I Called Him Necktie (Paperback)

Staff Reviews
Here is a small story about two small, broken men. One, Hiro, is a hikikomori (or shut-in) resistant to society and the pressures of adulthood. The other, Necktie, is an older businessman, down on his luck and ashamed after being fired for falling asleep on the job. Their rapport begins in a park, where Hiro is attempting to acclimate himself to the outside world and Necktie hovers teary-eyed over his bento box lunch. Where it ends exactly is harder to say. A sensitive and emotional novel certain to appeal to fans of Haruki Murakami, Catcher in the Rye, and beyond.(Chad)
— From ChadPrimeDescription
"The best of the best from this year's bountiful harvest of uncommonly strong offerings ... Deeply original." --O, The Oprah Magazine
"Milena Michiko Flasar's beautiful novel ... is a story about freedom and responsibility, and it results in an almost Sartrean meditation."--Times Literary Supplement
"Flasar's exquisite, finely wrought novel is both a prose poem and a parable about how we deflect, defer and disconnect from life, and what is needed before we can bravely embrace it again."
-- Monique Truong, author of The Book of Salt and Bitter in the Mouth
Twenty-year-old Taguchi Hiro has spent the last two years of his life living as a hikikomori--a shut-in who never leaves his room and has no human interaction--in his parents' home in Tokyo. As Hiro tentatively decides to reenter the world, he spends his days observing life around him from a park bench. Gradually he makes friends with Ohara Tetsu, a middle-aged salaryman who has lost his job but can't bring himself to tell his wife, and shows up every day in a suit and tie to pass the time on a nearby bench. As Hiro and Tetsu cautiously open up to each other, they discover in their sadness a common bond. Regrets and disappointments, as well as hopes and dreams, come to the surface until both find the strength to somehow give a new start to their lives. This beautiful novel is moving, unforgettable, and full of surprises. The reader turns the last page feeling that a small triumph has occurred.

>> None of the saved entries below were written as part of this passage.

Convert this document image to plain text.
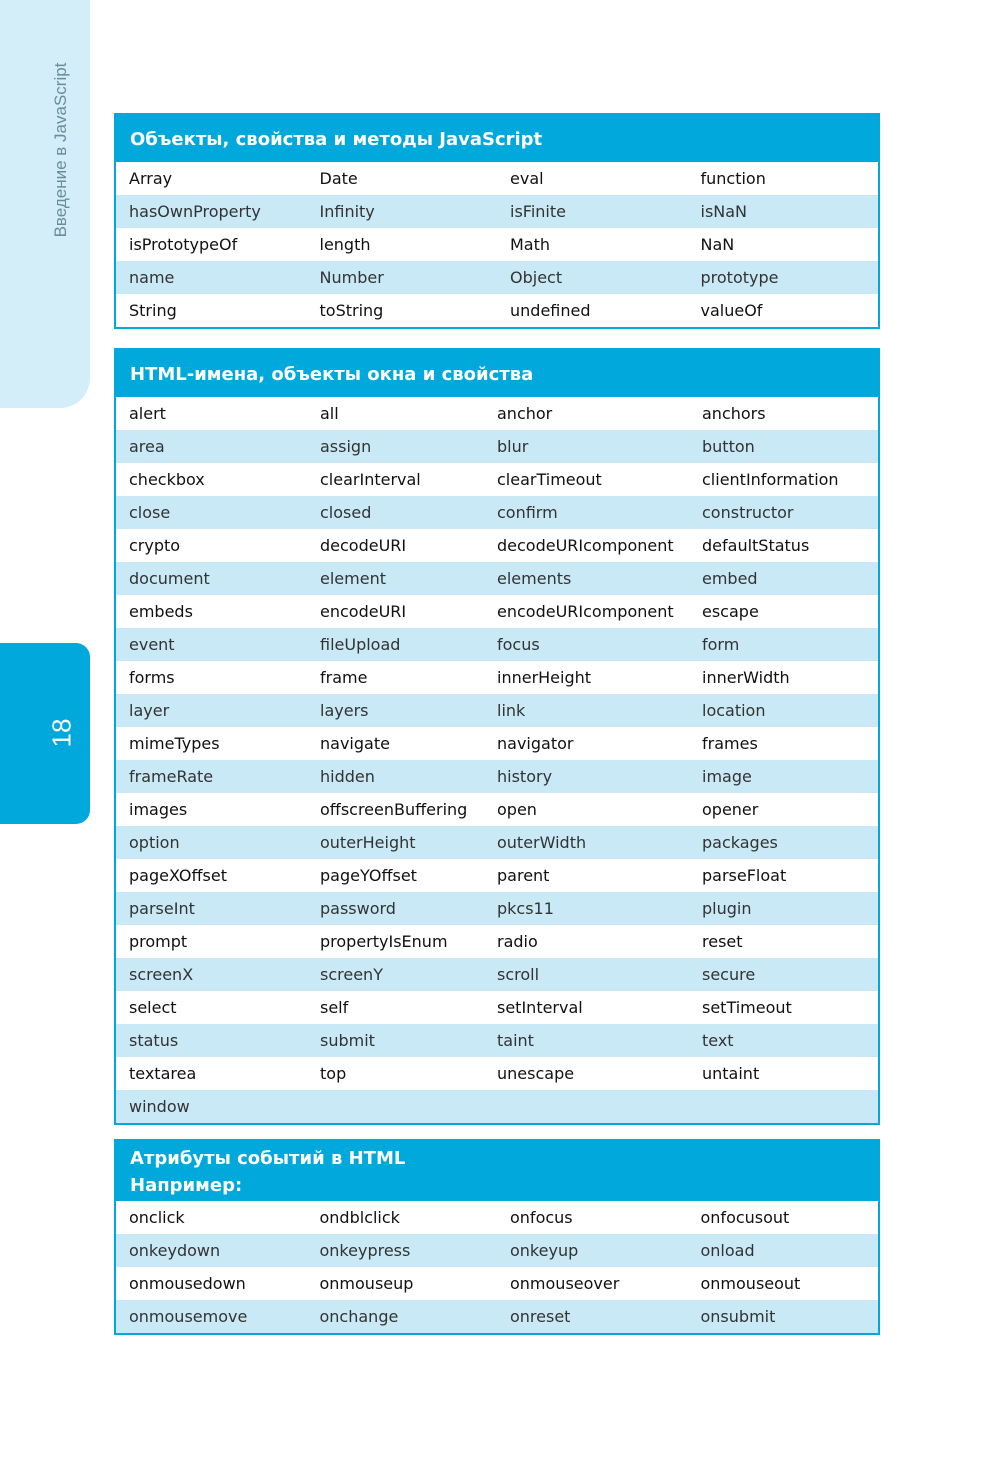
Введение в JavaScript
18
Объекты, свойства и методы JavaScript
Array	Date	eval	function
hasOwnProperty	Infinity	isFinite	isNaN
isPrototypeOf	length	Math	NaN
name	Number	Object	prototype
String	toString	undefined	valueOf
HTML-имена, объекты окна и свойства
alert	all	anchor	anchors
area	assign	blur	button
checkbox	clearInterval	clearTimeout	clientInformation
close	closed	confirm	constructor
crypto	decodeURI	decodeURIcomponent	defaultStatus
document	element	elements	embed
embeds	encodeURI	encodeURIcomponent	escape
event	fileUpload	focus	form
forms	frame	innerHeight	innerWidth
layer	layers	link	location
mimeTypes	navigate	navigator	frames
frameRate	hidden	history	image
images	offscreenBuffering	open	opener
option	outerHeight	outerWidth	packages
pageXOffset	pageYOffset	parent	parseFloat
parseInt	password	pkcs11	plugin
prompt	propertyIsEnum	radio	reset
screenX	screenY	scroll	secure
select	self	setInterval	setTimeout
status	submit	taint	text
textarea	top	unescape	untaint
window
Атрибуты событий в HTML
Например:
onclick	ondblclick	onfocus	onfocusout
onkeydown	onkeypress	onkeyup	onload
onmousedown	onmouseup	onmouseover	onmouseout
onmousemove	onchange	onreset	onsubmit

Milena Michiko Flasar was born in 1980, the daughter of a Japanese mother and an Austrian father. She lives in Vienna. I Called Him Necktie won the 2012 Austrian Alpha Literature Prize.
About the Author
Milena Michiko Flasar was born in 1980, the daughter of a Japanese mother and an Austrian father. She lives in Vienna and has written three novels, including I Called Him Necktie, which won the 2012 Austrian Alpha Literature Prize. Sheila Dickie studied German and Drama at Bristol University and has taught German. She has translated a novel by Claude Michelet from French, and lives in Henley-on-Thames, England.